Overpromising leaves vendors underwhelmed

With low stock levels in some markets, the competition is fierce to secure a listing. Braden Walters of Belle Property Byron Bay/Lennox Head, and Chairperson of REINSW’s Residential Sales Chapter Committee, said despite the market turn around, some agents are still suggesting unachievable prices to their clients.

“We've gone from such a bull market in 2021 to an adjusting market now and in that time some agents have gone out and bought themselves a fancy car and taken on a lot of their own expenses. Now they're doing anything they can to pay for all that, and unfortunately, it’s the clients who are going to be the ones worse off,” Mr Walters said.

He added that with a slower market, particularly in some regional locations, it could take two or three agents to sell a property.

"They've got a 90-day agreement and if they can't get it done then it passes to another agent, but that all happens because they don't get the price right upfront. The clients aren't doing anything wrong; they’re guided by these agents’ professional advice. Unfortunately, there are agents putting their own interests before the vendor’s."

Mr Walters said some sales agents wrongly believe conditioning the seller - the act of over quoting and then gradually bringing the asking price down during the life of a campaign - is a necessary evil in a changing market.

“What we're finding here is that a house might be currently worth, say, between $1.5 million to $1.6 million and agents go to an appraisal and tell the owners that’s what they’re going to get. But then you get another agent who comes in and says ‘No, I can get you $1.7 million’ so of course the owners get all excited and engage them,” he said.

“Then they spend all of this marketing money and months on the market only to have that agent then condition them to accept something around $1.5 million - the amount the original agents were saying. These agents are simply ‘buying a listing’ and it's not fair, but it's quite rife.”

Under quoting leads to industry distrust

Betty Ockerlander, of McGrath Epping and a REINSW Residential Sales Chapter Committee member, said a shifting market can also lead some agents (both the inexperienced and ones that should know better) to overquote to vendors to obtain the listing and under quote to buyers to pull more buyers through open homes.
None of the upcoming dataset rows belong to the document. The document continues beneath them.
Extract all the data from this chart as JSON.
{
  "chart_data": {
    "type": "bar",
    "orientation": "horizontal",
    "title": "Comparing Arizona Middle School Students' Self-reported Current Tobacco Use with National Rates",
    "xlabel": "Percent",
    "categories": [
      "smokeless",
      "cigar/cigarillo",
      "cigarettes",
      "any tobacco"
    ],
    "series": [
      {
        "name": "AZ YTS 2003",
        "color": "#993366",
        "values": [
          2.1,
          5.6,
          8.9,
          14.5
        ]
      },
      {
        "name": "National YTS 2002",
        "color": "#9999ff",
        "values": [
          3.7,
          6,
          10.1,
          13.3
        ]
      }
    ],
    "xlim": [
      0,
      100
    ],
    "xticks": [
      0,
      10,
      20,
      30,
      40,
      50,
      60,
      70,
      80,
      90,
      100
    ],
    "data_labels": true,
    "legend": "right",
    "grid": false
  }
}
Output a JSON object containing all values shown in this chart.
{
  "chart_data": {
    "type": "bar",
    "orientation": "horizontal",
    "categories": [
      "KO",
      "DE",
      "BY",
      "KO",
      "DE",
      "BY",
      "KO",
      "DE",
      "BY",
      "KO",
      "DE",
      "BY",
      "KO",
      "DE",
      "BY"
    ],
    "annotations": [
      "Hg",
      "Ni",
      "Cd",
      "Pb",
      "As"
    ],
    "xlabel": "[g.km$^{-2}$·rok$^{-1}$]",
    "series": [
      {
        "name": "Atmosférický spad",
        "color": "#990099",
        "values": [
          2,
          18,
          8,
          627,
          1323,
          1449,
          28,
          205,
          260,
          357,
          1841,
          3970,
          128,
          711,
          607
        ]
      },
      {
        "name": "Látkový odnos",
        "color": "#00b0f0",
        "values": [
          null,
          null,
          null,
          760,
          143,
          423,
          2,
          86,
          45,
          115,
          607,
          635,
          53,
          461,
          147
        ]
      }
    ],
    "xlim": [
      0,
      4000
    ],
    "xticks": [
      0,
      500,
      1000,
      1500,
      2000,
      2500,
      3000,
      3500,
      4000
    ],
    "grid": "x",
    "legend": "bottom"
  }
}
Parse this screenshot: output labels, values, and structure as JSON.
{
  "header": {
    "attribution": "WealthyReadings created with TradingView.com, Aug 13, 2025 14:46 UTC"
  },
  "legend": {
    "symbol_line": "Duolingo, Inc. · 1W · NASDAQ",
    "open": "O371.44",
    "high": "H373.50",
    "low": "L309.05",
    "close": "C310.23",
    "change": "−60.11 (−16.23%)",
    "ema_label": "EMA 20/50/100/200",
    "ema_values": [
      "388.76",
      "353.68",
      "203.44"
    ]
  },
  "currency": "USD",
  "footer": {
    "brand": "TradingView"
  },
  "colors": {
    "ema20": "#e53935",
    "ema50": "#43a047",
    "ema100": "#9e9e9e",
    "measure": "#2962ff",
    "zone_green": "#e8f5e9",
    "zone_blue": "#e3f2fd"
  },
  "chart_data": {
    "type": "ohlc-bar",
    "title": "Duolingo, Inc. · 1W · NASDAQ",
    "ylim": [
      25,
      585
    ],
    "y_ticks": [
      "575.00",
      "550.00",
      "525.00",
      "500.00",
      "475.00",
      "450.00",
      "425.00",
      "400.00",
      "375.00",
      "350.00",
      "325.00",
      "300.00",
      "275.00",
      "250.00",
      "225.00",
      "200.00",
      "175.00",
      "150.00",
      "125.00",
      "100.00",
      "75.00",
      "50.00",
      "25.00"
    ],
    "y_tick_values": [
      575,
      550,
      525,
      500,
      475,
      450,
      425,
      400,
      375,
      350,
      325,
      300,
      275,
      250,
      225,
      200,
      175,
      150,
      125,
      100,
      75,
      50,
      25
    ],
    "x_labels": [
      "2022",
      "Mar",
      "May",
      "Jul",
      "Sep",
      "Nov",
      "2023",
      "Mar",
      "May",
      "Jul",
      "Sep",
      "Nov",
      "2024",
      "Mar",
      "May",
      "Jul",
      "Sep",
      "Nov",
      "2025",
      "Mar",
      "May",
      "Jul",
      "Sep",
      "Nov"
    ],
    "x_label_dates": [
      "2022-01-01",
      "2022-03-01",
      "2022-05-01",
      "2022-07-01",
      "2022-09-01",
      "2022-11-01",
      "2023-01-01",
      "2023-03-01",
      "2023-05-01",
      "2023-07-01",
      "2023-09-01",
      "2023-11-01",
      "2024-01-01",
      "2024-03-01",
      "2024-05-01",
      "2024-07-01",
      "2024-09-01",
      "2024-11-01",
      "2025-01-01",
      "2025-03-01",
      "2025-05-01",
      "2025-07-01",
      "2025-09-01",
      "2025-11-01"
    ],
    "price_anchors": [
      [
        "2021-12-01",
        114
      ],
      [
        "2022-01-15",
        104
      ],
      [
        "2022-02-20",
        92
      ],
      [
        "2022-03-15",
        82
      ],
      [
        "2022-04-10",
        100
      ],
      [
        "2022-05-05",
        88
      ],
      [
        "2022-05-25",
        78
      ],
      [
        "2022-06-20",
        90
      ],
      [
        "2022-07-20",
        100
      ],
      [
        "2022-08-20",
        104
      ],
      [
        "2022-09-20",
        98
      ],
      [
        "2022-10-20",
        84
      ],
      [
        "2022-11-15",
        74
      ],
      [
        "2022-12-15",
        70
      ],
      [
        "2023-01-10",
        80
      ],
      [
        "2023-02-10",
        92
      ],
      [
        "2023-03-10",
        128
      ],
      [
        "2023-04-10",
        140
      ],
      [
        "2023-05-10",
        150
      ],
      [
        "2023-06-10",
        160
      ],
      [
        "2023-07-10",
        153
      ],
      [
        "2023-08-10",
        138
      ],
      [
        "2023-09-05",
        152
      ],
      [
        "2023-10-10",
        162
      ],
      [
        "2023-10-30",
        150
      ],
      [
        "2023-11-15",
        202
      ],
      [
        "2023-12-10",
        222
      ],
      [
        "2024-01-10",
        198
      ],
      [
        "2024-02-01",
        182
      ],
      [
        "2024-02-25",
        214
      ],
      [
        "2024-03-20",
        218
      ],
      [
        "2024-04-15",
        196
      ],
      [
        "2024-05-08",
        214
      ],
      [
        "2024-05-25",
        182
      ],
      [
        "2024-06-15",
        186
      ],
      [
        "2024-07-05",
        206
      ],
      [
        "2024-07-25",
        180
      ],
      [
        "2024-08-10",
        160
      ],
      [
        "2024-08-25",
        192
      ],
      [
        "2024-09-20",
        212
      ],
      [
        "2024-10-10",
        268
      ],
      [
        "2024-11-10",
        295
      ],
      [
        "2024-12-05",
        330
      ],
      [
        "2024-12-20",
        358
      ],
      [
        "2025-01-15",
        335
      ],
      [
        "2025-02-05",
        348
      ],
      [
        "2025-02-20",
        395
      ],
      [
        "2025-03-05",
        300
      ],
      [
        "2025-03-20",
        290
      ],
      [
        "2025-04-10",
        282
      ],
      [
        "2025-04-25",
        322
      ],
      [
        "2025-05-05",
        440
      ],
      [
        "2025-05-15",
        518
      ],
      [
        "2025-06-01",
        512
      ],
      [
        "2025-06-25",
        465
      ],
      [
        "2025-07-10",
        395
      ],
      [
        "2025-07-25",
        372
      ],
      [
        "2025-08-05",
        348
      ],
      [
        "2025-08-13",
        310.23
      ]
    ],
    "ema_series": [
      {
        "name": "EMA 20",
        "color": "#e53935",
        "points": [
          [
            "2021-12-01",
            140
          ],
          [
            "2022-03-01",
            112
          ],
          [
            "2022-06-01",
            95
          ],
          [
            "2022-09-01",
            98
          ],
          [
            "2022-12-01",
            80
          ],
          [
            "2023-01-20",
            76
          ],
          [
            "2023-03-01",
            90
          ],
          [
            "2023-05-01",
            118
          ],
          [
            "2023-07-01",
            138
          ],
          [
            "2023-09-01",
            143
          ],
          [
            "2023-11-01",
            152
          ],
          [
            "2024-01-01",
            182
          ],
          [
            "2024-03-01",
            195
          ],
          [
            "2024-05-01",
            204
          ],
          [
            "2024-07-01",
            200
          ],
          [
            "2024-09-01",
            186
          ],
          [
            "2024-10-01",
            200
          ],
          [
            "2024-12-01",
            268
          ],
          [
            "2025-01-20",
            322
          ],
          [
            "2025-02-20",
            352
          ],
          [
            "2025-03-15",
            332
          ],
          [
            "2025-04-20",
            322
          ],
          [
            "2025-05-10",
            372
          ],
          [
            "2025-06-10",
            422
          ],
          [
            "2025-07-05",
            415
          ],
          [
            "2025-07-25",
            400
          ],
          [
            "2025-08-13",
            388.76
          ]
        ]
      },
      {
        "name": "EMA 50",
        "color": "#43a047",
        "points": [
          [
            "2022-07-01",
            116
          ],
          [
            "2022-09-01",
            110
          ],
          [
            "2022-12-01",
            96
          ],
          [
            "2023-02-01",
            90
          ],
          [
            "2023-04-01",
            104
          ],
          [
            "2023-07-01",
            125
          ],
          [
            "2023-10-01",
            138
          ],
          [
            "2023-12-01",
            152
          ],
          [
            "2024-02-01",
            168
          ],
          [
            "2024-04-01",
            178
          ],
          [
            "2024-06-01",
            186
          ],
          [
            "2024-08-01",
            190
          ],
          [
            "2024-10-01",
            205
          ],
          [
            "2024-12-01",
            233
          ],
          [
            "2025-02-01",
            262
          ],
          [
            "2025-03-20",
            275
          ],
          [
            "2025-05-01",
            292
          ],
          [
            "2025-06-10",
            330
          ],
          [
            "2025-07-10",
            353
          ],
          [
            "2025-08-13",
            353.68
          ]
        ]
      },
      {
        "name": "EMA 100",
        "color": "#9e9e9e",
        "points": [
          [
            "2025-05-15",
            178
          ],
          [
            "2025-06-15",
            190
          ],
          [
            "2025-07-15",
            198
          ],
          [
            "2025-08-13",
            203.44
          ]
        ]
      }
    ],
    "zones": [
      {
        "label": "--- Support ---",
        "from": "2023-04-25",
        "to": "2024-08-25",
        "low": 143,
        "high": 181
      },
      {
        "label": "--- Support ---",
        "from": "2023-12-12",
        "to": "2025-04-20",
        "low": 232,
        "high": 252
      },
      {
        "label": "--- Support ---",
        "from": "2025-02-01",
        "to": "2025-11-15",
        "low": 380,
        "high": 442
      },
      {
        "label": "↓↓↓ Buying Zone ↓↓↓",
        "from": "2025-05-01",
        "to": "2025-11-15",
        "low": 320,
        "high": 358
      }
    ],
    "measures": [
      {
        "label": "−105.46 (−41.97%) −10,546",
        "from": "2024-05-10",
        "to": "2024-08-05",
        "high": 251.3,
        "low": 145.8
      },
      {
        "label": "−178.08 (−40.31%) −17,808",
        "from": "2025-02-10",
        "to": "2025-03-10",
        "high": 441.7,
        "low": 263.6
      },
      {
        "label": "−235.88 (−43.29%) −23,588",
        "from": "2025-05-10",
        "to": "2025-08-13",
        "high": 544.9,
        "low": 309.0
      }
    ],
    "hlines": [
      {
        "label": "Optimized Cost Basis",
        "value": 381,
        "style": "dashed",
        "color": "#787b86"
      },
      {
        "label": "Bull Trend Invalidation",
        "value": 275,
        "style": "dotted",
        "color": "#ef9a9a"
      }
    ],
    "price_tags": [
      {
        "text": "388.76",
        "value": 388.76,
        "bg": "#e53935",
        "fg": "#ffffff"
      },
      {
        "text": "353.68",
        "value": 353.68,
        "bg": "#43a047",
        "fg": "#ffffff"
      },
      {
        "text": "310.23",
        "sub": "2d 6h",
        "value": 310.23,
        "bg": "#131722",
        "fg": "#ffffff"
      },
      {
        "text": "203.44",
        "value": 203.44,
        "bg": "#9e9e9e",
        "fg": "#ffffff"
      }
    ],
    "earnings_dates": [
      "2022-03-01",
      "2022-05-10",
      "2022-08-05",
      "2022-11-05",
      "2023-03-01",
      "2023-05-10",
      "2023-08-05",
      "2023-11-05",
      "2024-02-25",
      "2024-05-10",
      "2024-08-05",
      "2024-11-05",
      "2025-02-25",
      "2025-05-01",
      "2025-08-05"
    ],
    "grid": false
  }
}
“My feeling is some appear to want the easy way out. They don't want to negotiate with multiple buyers or educate them on where the market is. They find it easier to set a low price on the internet and bring a bunch of people through the door and then convince their vendors that what they are offering is all their property is worth,” she said.
“So they’re getting lots of people at open homes, but the buyers are from a lower price bracket and cannot stretch higher, but they all wait and come because it looks like great value for money, but they're not actually the right buyers.”

She added that savvy agents take the time with their vendors to find the price sweet spot.

“Show them comparables and let them know you’re obviously working to get at the best level of those, not the worst. We need to help them understand there's never going to be something that’s exactly the same as their house.”

Ms Ockerlander said she would support a more transparent price guide system in NSW like that used in Victoria where agents are required to provide a statement of information with an indicative selling price bracket.

“I’d prefer that way of listing where everyone has a visible guide. I put guides on almost all of my properties, but it makes it really hard to be transparent when you have agents around you seriously underquoting. Ultimately it makes our listing look like poor value and it makes the public dislike agents when they continually miss out on a house they thought they could buy,” she said.

Finding the right balance

To foster great relationships among both vendors and buyers, as well as ensuring career longevity, a skilled agent should listen before making an appraisal or beginning negotiations.

“It's about finding that motivation, asking your vendors why they’re selling. If they're going to buy and sell in the same market, then price is almost irrelevant as long as they minimise the gap in their transaction,” Mr Walters explained.

“Then I would focus more around the strategy. Nobody really knows where exactly the price will land but if you have the right strategy to maximise that dollar amount then you should be happy in the knowledge you found the best out of the market for your client.”

Whether it’s over quoting or under quoting, agents who systematically miss the mark on price will not go the distance according to Ms Ockerlander.

“They don't last. Many come in when the market is high, and they want all the glory but don’t want to do the hard yards when the market changes. They don’t want to do the right thing morally and think it's just a money exercise rather than providing the best service,” she said.

“It takes years to learn pricing. You can’t just start in real estate and be able to price correctly, you need to really work at it.” Ultimately though, the buyer decides the price based on what other buyers believe it is worth.